In the deafening silence that followed, Robin was finally freed from her family's shackles. She had shown more backbone than even I in that place, earning her right to stand tall despite the fact that she still required my aid to do so. The two of us quietly left her family home afterward, bringing with us that gloomy silence until Robin spoke up two blocks away.
"You didn't have to do that, you know," she said, "listen to me. You could have killed him, ended the fight. Why didn't you?" I was giving her a piggy back ride by that point since she forgot her crutches back at the estate, so I had a hard time watching her face and road at the same time while she was speaking. That said, I didn't have to see her expression to know why she was asking that question out of the blue. She doubted her own role, unable to realize her strength unless someone else pointed it out. I tried to be the one to do that, but it ultimately just generated more questions.
"Like you said, he was already defeated. The only reason I was fighting so hard was because I was angry, and I couldn't hold onto that emotion once you started begging me to stop. You were the one who kept me from killing him."
"Why? Why do you care so much about someone you just met? I can't even fight anymore, so I'm of no use to you or anyone else as a warrior. Someone like you doesn't need a cripple like me, so why listen?"
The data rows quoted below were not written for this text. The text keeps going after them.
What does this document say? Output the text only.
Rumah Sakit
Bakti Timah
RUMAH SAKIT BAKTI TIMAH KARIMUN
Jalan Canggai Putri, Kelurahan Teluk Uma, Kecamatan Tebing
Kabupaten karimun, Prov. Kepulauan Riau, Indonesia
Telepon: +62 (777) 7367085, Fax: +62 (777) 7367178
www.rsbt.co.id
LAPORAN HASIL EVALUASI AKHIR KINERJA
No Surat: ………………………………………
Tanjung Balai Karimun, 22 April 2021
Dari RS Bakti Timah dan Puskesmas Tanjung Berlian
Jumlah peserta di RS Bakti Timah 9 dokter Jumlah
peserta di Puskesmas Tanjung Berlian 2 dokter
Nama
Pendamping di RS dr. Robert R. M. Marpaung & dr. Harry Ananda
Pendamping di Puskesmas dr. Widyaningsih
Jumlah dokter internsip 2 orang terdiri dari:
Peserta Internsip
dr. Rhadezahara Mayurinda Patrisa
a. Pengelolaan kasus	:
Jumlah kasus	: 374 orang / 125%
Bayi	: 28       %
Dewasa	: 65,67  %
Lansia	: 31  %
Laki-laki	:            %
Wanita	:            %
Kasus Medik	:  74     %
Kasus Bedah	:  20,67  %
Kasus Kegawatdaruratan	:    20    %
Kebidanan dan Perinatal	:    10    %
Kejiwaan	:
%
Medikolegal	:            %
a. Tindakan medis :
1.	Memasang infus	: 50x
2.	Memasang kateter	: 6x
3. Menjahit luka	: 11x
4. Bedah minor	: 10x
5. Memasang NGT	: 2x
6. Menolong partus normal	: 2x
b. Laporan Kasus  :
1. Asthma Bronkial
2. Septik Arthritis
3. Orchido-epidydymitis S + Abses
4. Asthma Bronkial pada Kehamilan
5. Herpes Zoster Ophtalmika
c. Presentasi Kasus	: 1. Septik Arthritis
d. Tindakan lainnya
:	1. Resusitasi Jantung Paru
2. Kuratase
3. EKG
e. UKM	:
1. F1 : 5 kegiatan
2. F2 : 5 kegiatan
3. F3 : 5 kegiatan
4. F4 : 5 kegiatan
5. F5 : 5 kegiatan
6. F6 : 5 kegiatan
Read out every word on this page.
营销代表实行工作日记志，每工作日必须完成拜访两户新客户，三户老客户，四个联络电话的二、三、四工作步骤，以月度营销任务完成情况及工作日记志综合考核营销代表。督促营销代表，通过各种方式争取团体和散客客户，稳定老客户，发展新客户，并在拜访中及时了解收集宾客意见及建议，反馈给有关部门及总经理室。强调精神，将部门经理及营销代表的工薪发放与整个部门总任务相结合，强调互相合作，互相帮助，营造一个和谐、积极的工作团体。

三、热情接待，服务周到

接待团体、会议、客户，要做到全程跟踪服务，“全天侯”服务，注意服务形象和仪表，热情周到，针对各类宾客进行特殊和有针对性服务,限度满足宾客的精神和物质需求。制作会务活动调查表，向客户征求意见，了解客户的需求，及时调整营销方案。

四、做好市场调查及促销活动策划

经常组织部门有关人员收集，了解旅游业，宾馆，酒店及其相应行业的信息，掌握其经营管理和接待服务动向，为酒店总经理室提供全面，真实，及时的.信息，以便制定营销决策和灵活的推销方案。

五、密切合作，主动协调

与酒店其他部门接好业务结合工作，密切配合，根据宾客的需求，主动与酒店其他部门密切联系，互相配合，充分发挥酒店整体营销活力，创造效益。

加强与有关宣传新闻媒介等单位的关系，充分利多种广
Robin was suspicious to a fault, but her questions did little to phase my persistence or slow my pace. Instead of responding in an irritated fashion to her lack of belief in me – one I'm sure she expected - I just smiled and spoke the truth.
"Because I was like you once. At one point in my life, I was cornered between the streets of hopelessness and fear without knowing where to turn or what to do. That was until I learned something very important. In life, anyone can paint, whether their desired object be a portrait or some intangible, life goal. That lesson helped me when I felt trapped by my own destiny. I chose to paint a new one for myself, and it gave the strength to escape. That strength can be yours too. I know it can, so I came back for you."
Somewhere in Robin's mind at that moment, she finally made the connection between me and the man she thought was dead. She suspected all along that her painting instructor had played some role in saving her life from Kenshiro, but that same thought was accompanied by the dreadful possibility he had sacrificed himself in order to do so. Now that I stood before her speaking as he had for the last month, however, she couldn't help but see the shaggy haired gentleman in me. Those weepy eyes of hers could hardly contain themselves at the thought, and so her emotions burst out all at once.
"Shiro," she cried! At long last, her tears feel for the first time in many years. Robin's face was awash with simultaneous strokes of sorrow and euphoria, and her crying only intensified once I leaned my head into hers. I gave her one final message on the road that night, but only after using my nose to wipe away some of her tears.
"My real name is Natsumi, Robin: Natsumi Yamauchi; and I'm sorry I took so long to come help you."